Bu Marina tentunya tidak terima dengan ucapan Amera barusan.


Mama Ressa, bernapas lega lantaran ponselnya memang tertinggal di Salon. Untung dia ingat saat masih di depan salon tersebut. Kalau tidak, mungkin dia sudah kehilangan ponsel sekaligus hadiah terakhir dari almarhum suaminya.


Saat dia keluar dari salon, kedua bola matanya menangkap seorang wanita yang kelihatan sedang marah-marah pada menantunya. Langsung saja ia melangkahkan kaki menghampiri mereka.


"Berani ya kamu jelek-jelekin Revan di depan saya?!" Wanita itu mencengkeram lengan Amera cukup kasar, sehingga perempuan itu merintih kesakitan.


"Jangan pernah sentuh apalagi menyakiti menantu saya!" Ucap seseorang seraya menepis tangan Bu Marina.

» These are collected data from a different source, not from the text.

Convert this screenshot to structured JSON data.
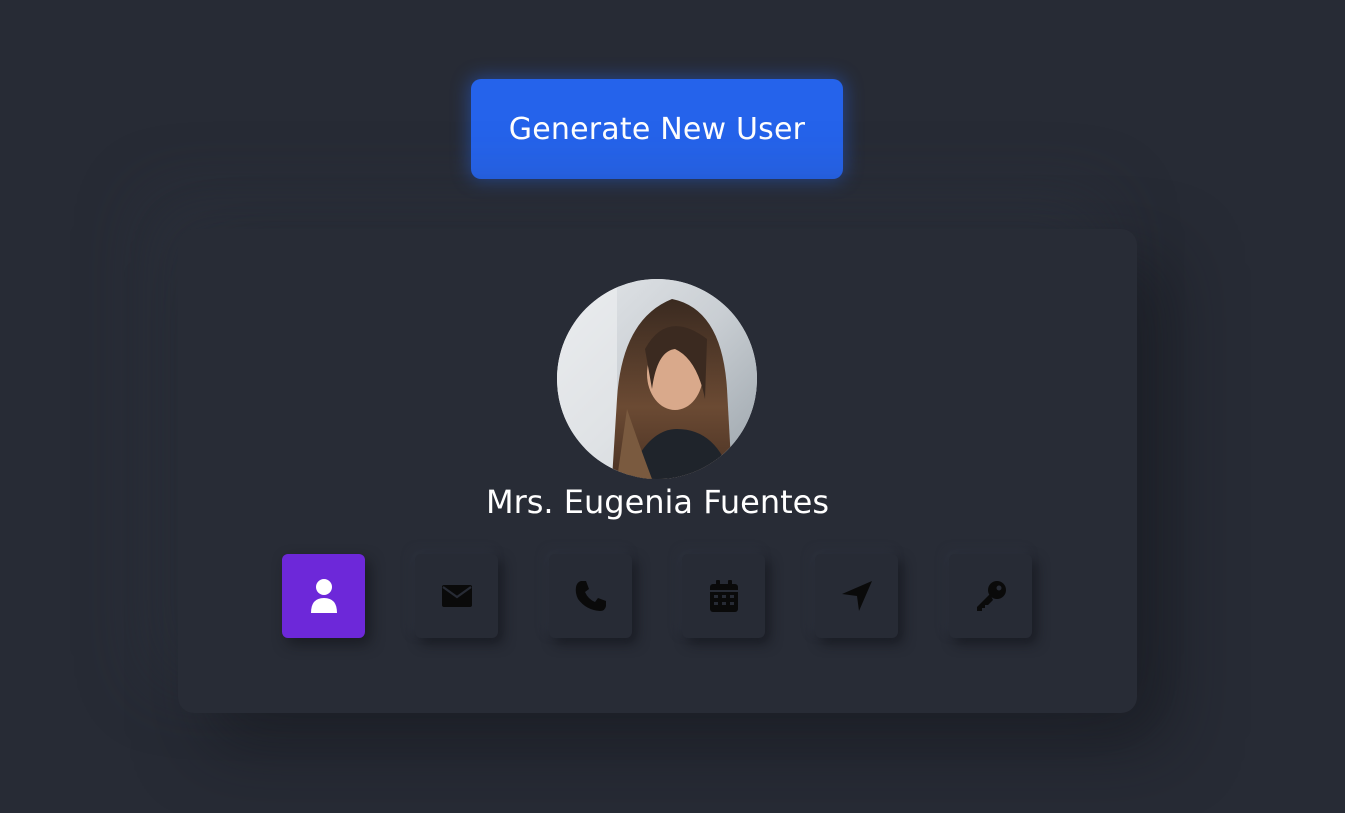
{
  "header": {
    "generate_button_label": "Generate New User"
  },
  "user": {
    "name": "Mrs. Eugenia Fuentes",
    "avatar_icon": "user-photo"
  },
  "tabs": [
    {
      "icon": "user-icon",
      "active": true
    },
    {
      "icon": "envelope-icon",
      "active": false
    },
    {
      "icon": "phone-icon",
      "active": false
    },
    {
      "icon": "calendar-icon",
      "active": false
    },
    {
      "icon": "location-arrow-icon",
      "active": false
    },
    {
      "icon": "key-icon",
      "active": false
    }
  ],
  "colors": {
    "background": "#272b35",
    "primary_button": "#2563eb",
    "active_tab": "#6d28d9",
    "icon_inactive": "#0a0a0a",
    "icon_active": "#ffffff"
  }
}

Yang membuat wanita itu terkejut ternyata orang yang menepis tangannya barusan merupakan Mama Ressa.


Dan mama Resa pun tidak kalah terkejutnya setelah mengetahui siapa orang yang telah berani menyakiti menantunya.

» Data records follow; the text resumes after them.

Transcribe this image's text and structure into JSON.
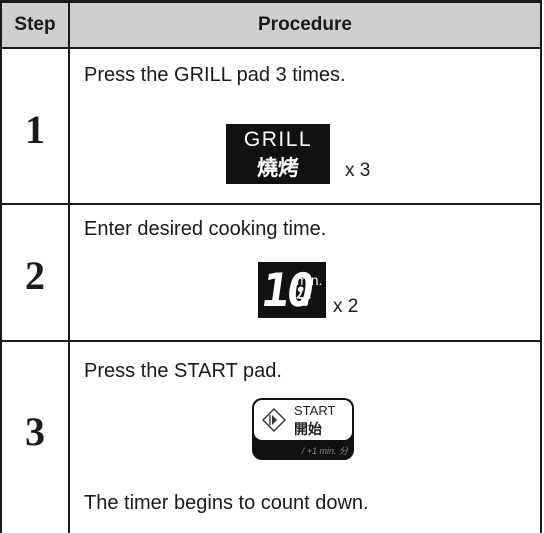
{
  "header": {
    "step": "Step",
    "procedure": "Procedure"
  },
  "rows": [
    {
      "step": "1",
      "text": "Press the GRILL pad 3 times.",
      "key": {
        "line1": "GRILL",
        "line2": "燒烤"
      },
      "multiplier": "x 3"
    },
    {
      "step": "2",
      "text": "Enter desired cooking time.",
      "key": {
        "digits": "10",
        "unit": "min.",
        "unit_zh": "分"
      },
      "multiplier": "x 2"
    },
    {
      "step": "3",
      "text": "Press the START pad.",
      "key": {
        "line1": "START",
        "line2": "開始",
        "sub": "/ +1 min. 分"
      },
      "note": "The timer begins to count down."
    }
  ]
}
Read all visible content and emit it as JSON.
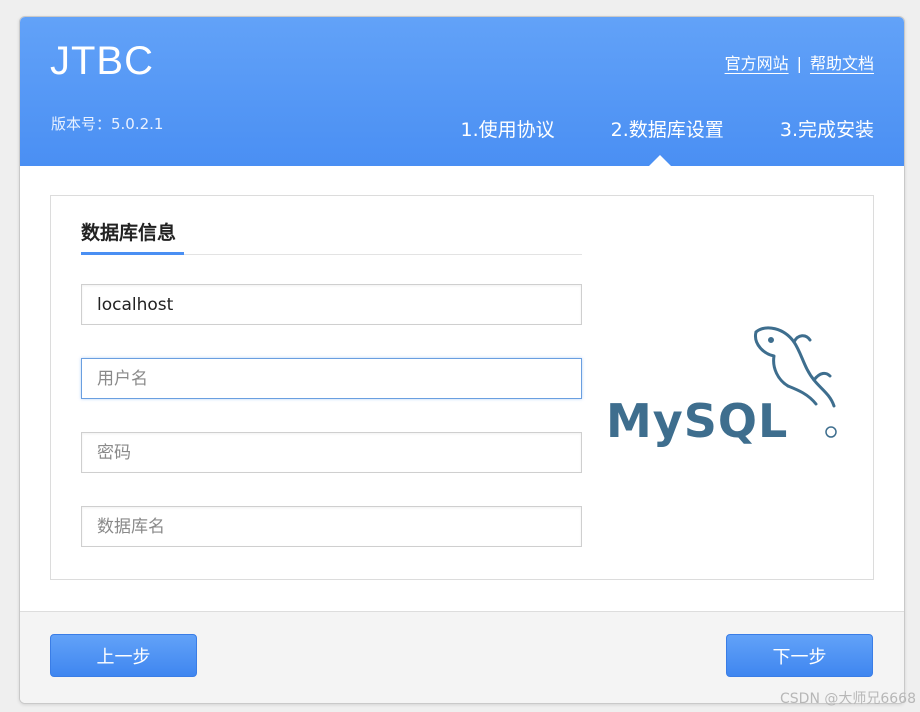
{
  "header": {
    "brand": "JTBC",
    "version": "版本号：5.0.2.1",
    "links": {
      "official_site": "官方网站",
      "separator": "|",
      "help_docs": "帮助文档"
    },
    "steps": [
      "1.使用协议",
      "2.数据库设置",
      "3.完成安装"
    ],
    "active_step": 2
  },
  "panel": {
    "section_title": "数据库信息",
    "fields": {
      "host": {
        "value": "localhost",
        "placeholder": ""
      },
      "username": {
        "value": "",
        "placeholder": "用户名"
      },
      "password": {
        "value": "",
        "placeholder": "密码"
      },
      "dbname": {
        "value": "",
        "placeholder": "数据库名"
      }
    },
    "logo": {
      "text": "MySQL",
      "icon": "dolphin-icon"
    }
  },
  "footer": {
    "prev_label": "上一步",
    "next_label": "下一步"
  },
  "watermark": "CSDN @大师兄6668",
  "colors": {
    "accent": "#4a8ff3",
    "logo": "#3e6e8e"
  }
}
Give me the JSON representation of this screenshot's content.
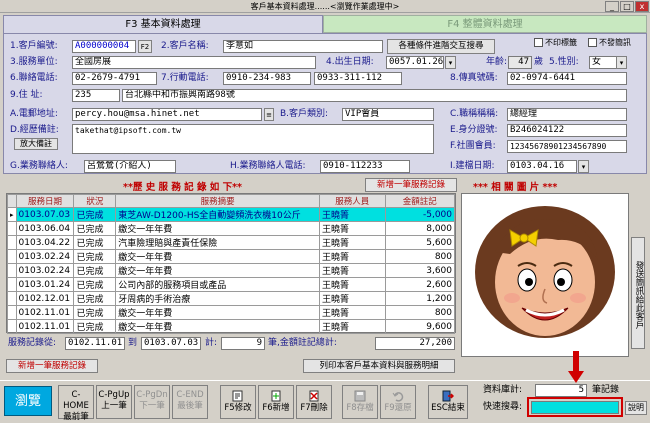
{
  "window": {
    "title": "客戶基本資料處理......<瀏覽作業處理中>",
    "min": "_",
    "max": "□",
    "close": "x"
  },
  "tabs": [
    {
      "label": "F3 基本資料處理"
    },
    {
      "label": "F4 整體資料處理"
    }
  ],
  "form": {
    "cust_no_label": "1.客戶編號:",
    "cust_no": "A000000004",
    "f2": "F2",
    "cust_name_label": "2.客戶名稱:",
    "cust_name": "李意如",
    "cond_query_btn": "各種條件進階交互搜尋",
    "no_print_label": "不印標籤",
    "no_send_label": "不發簡訊",
    "unit_label": "3.服務單位:",
    "unit": "全國房展",
    "birth_label": "4.出生日期:",
    "birth": "0057.01.26",
    "age_label": "年齡:",
    "age": "47",
    "age_unit": "歲",
    "gender_label": "5.性別:",
    "gender": "女",
    "phone_label": "6.聯絡電話:",
    "phone": "02-2679-4791",
    "mobile_label": "7.行動電話:",
    "mobile": "0910-234-983",
    "mobile2": "0933-311-112",
    "fax_label": "8.傳真號碼:",
    "fax": "02-0974-6441",
    "addr_label": "9.住   址:",
    "zip": "235",
    "addr": "台北縣中和市振興南路98號",
    "email_label": "A.電郵地址:",
    "email": "percy.hou@msa.hinet.net",
    "category_label": "B.客戶類別:",
    "category": "VIP會員",
    "title_label": "C.職稱稱稱:",
    "title": "總經理",
    "notes_label": "D.經歷備註:",
    "notes": "takethat@ipsoft.com.tw",
    "zoom_btn": "放大備註",
    "id_label": "E.身分證號:",
    "id": "B246024122",
    "social_label": "F.社團會員:",
    "social": "12345678901234567890",
    "contact_label": "G.業務聯絡人:",
    "contact": "呂鶯鶯(介紹人)",
    "contact_phone_label": "H.業務聯絡人電話:",
    "contact_phone": "0910-112233",
    "created_label": "I.建檔日期:",
    "created": "0103.04.16"
  },
  "history": {
    "title": "**歷 史 服 務 記 錄 如 下**",
    "add_btn": "新增一筆服務記錄",
    "columns": [
      "服務日期",
      "狀況",
      "服務摘要",
      "服務人員",
      "金額註記"
    ],
    "rows": [
      [
        "0103.07.03",
        "已完成",
        "東芝AW-D1200-HS全自動變頻洗衣機10公斤",
        "王曉箐",
        "-5,000"
      ],
      [
        "0103.06.04",
        "已完成",
        "繳交一年年費",
        "王曉箐",
        "8,000"
      ],
      [
        "0103.04.22",
        "已完成",
        "汽車險理賠與產責任保險",
        "王曉箐",
        "5,600"
      ],
      [
        "0103.02.24",
        "已完成",
        "繳交一年年費",
        "王曉箐",
        "800"
      ],
      [
        "0103.02.24",
        "已完成",
        "繳交一年年費",
        "王曉箐",
        "3,600"
      ],
      [
        "0103.01.24",
        "已完成",
        "公司內部的服務項目或產品",
        "王曉箐",
        "2,600"
      ],
      [
        "0102.12.01",
        "已完成",
        "牙周病的手術治療",
        "王曉箐",
        "1,200"
      ],
      [
        "0102.11.01",
        "已完成",
        "繳交一年年費",
        "王曉箐",
        "800"
      ],
      [
        "0102.11.01",
        "已完成",
        "繳交一年年費",
        "王曉箐",
        "9,600"
      ]
    ],
    "range_label": "服務記錄從:",
    "range_from": "0102.11.01",
    "to": "到",
    "range_to": "0103.07.03",
    "count_label": "計:",
    "count": "9",
    "sum_label": "筆,金額註記總計:",
    "sum": "27,200",
    "add_btn2": "新增一筆服務記錄",
    "print_btn": "列印本客戶基本資料與服務明細"
  },
  "photos": {
    "title": "*** 相 關 圖 片 ***",
    "side_btn": "發送簡訊給此客戶"
  },
  "toolbar": {
    "browse": "瀏覽",
    "buttons": [
      {
        "l1": "C-HOME",
        "l2": "最前筆"
      },
      {
        "l1": "C-PgUp",
        "l2": "上一筆"
      },
      {
        "l1": "C-PgDn",
        "l2": "下一筆"
      },
      {
        "l1": "C-END",
        "l2": "最後筆"
      },
      {
        "l1": "",
        "l2": "F5修改"
      },
      {
        "l1": "",
        "l2": "F6新增"
      },
      {
        "l1": "",
        "l2": "F7刪除"
      },
      {
        "l1": "",
        "l2": "F8存檔"
      },
      {
        "l1": "",
        "l2": "F9還原"
      },
      {
        "l1": "",
        "l2": "ESC結束"
      }
    ],
    "total_label": "資料庫計:",
    "total": "5",
    "total_unit": "筆記錄",
    "quick_label": "快速搜尋:",
    "quick_value": "",
    "explain": "說明"
  },
  "colors": {
    "accent": "#00e0e0",
    "highlight_red": "#d00000",
    "label_blue": "#1a1a8c"
  }
}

"Oh jadi ini menantu kamu Ressa?" Ucapnya dengan nada meledek.


"Dan, suami kamu itu anaknya dia?" Tanya Bu Marina lagi sambil menunjuk ke arah Mama Ressa.


"Hahaha ... pantesan aja kelakuan anaknya gak jauh beda sama mamanya. Sama-sama tukang rebut pacar orang!" Tambah wanita itu lagi.

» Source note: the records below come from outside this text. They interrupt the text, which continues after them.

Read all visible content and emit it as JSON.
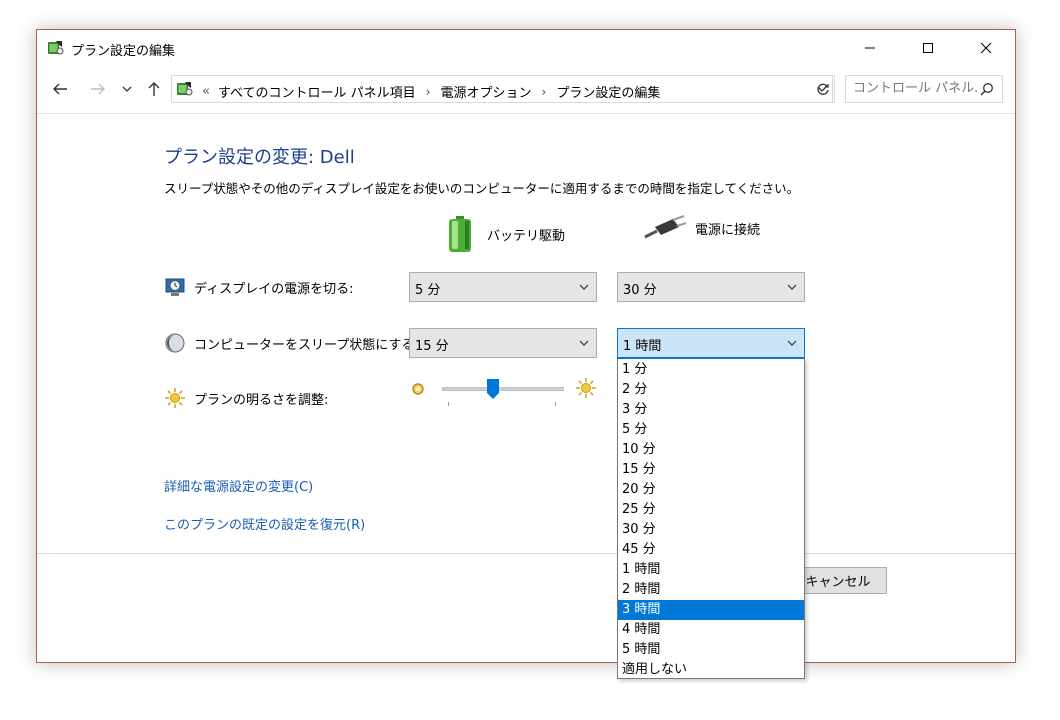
{
  "window": {
    "title": "プラン設定の編集"
  },
  "nav": {
    "crumbs_prefix": "«",
    "crumbs": [
      "すべてのコントロール パネル項目",
      "電源オプション",
      "プラン設定の編集"
    ],
    "crumb_separator": "›",
    "search_placeholder": "コントロール パネル..."
  },
  "content": {
    "heading": "プラン設定の変更: Dell",
    "description": "スリープ状態やその他のディスプレイ設定をお使いのコンピューターに適用するまでの時間を指定してください。",
    "col_battery": "バッテリ駆動",
    "col_ac": "電源に接続",
    "rows": [
      {
        "label": "ディスプレイの電源を切る:",
        "battery": "5 分",
        "ac": "30 分"
      },
      {
        "label": "コンピューターをスリープ状態にする:",
        "battery": "15 分",
        "ac": "1 時間"
      }
    ],
    "brightness_label": "プランの明るさを調整:",
    "brightness_level": 0.42,
    "link_advanced": "詳細な電源設定の変更(C)",
    "link_restore": "このプランの既定の設定を復元(R)",
    "cancel": "キャンセル"
  },
  "dropdown": {
    "options": [
      "1 分",
      "2 分",
      "3 分",
      "5 分",
      "10 分",
      "15 分",
      "20 分",
      "25 分",
      "30 分",
      "45 分",
      "1 時間",
      "2 時間",
      "3 時間",
      "4 時間",
      "5 時間",
      "適用しない"
    ],
    "highlighted": "3 時間"
  },
  "colors": {
    "heading": "#1e3f8c",
    "link": "#1a5fb4",
    "accent": "#0078d7",
    "combo_open_bg": "#cce4f7"
  },
  "icons": {
    "app": "power-plan-icon",
    "back": "back-arrow-icon",
    "forward": "forward-arrow-icon",
    "recent": "chevron-down-icon",
    "up": "up-arrow-icon",
    "refresh": "refresh-icon",
    "search": "search-icon",
    "battery": "battery-icon",
    "plug": "plug-icon",
    "display": "clock-monitor-icon",
    "sleep": "moon-icon",
    "brightness": "sun-icon"
  }
}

"Jaga mulut kamu, Marina!" Ucap Mama Ressa dengan tegas.


"Kenapa, Ressa? Emang iya kan? Jangan marah-marah, nanti stress kamu kamu lagi loh gara-gara gak bisa punya anak lagi setelah anak yang nikah sama si penghianat ini."


"Cukup, tante! Aku rasa tante harus intropeksi diri dulu sebelum bicara begitu sama orang lain. Ayo, ma. Kita pergi."


Amera mengajak Mama Ressa untuk segera pergi dari sana, lantaran tidak ada gunanya juga melayani orang seperti Bu Marina.


Sementara Bu Marina dibuat geram oleh ucapan Amera barusan. Dia tidak menyangka kalau Amera bisa setegas itu padanya.


"Awas aja ya kamu, Amera!" Ucapnya seraya mengepalkan kedua tangannya.


***


Di dalam taksi, perjalanan pulang.


Amera jadi kepikiran soal ucapan Bu Marina tadi kepada Mama Ressa.


Bayangan on


"Jangan marah-marah, nanti stress kamu kambuh lagi loh gara-gara gak bisa punya anak lagi setelah anak yang nikah sama si penghianat ini. "


Bayangan off


Kenapa Tante Marina bilang kalau mama Ressa stress gara-gara gak bisa punya anak lagi setelah mas Al, ya? Jelas-jelas anak mama Ressa setelah mas Al itu kan Disa. Mas Al juga. Waktu dia marah-marah sama Disa. Dia terus bilang seolah nama Ressa itu cuma mamanya. Aku rasa ada yang aneh. Pikirnya.


"Kamu baik-baik aja kan?" Tanya Mama Ressa sambil meraih pergelangan tangan Amera, takutnya dia luka.


"Iya, Ma. Aku baik-baik aja, kok."


"Kalau boleh Mama tahu, kamu Ada masalah apa sama Marina?"


Amera diam sejenak. " Emm ... sebenarnya nggak ada masalah apa-apa sih, ma. Cuma tante Marina mungkin nggak bisa terima kalau aku menikah sama Mas Al. Jadi tante Marina Itu mamanya Revan."


Mama Ressa dibuat terkejut. "Marina mamanya Revan? "


Amera mengangguk membenarkan. "Iya, ma. Mama kenal juga sama tante Marina? Kok dia sampai bilang begitu tadi sama mama?"


"Emmm..." wanita itu diam sejenak. "Iya. Mama kenal sama Marina. Tapi mama baru tahu kalau dia ternyata Mamanya Revan."


"Jadi Mama sama suaminya Marina itu sahabatan. Tapi karena suatu kesalahpahaman, Marina berpikir kalau mama mau ngerebut Indra, suaminya. Padahal mama kenal dan sahabatan sama suaminya, jauh lebih lama sebelum mereka kenal."


Amera mengangguk-anggukkan kepalanya paham.


"Emm.. gitu ya, Ma. Kalau gitu Mama nggak usah mikirin omongannya tante Marina tadi ya."


" Iya, sayang. Thanks, ya. "


"Iya, Ma." Balas Amera seraya tersenyum.


Mereka kini cukup dekat seperti anak dan ibu, terlebih nama Ressa sudah sayang kepada Amera seperti anaknya. Lantaran Ia memang begitu menginginkan anak perempuan.


Mama Ressa menatap sendu Amera.


Kasihan Amera. Dia menjadi korban atas keegoisan Disa. Disa bukan cuma menghancurkan hubungan Amera dengan Revan, dia juga sudah merusak hubungan baik Amera dengan Marina. Aku harap Al bisa membahagiakan Amera, bahkan lebih.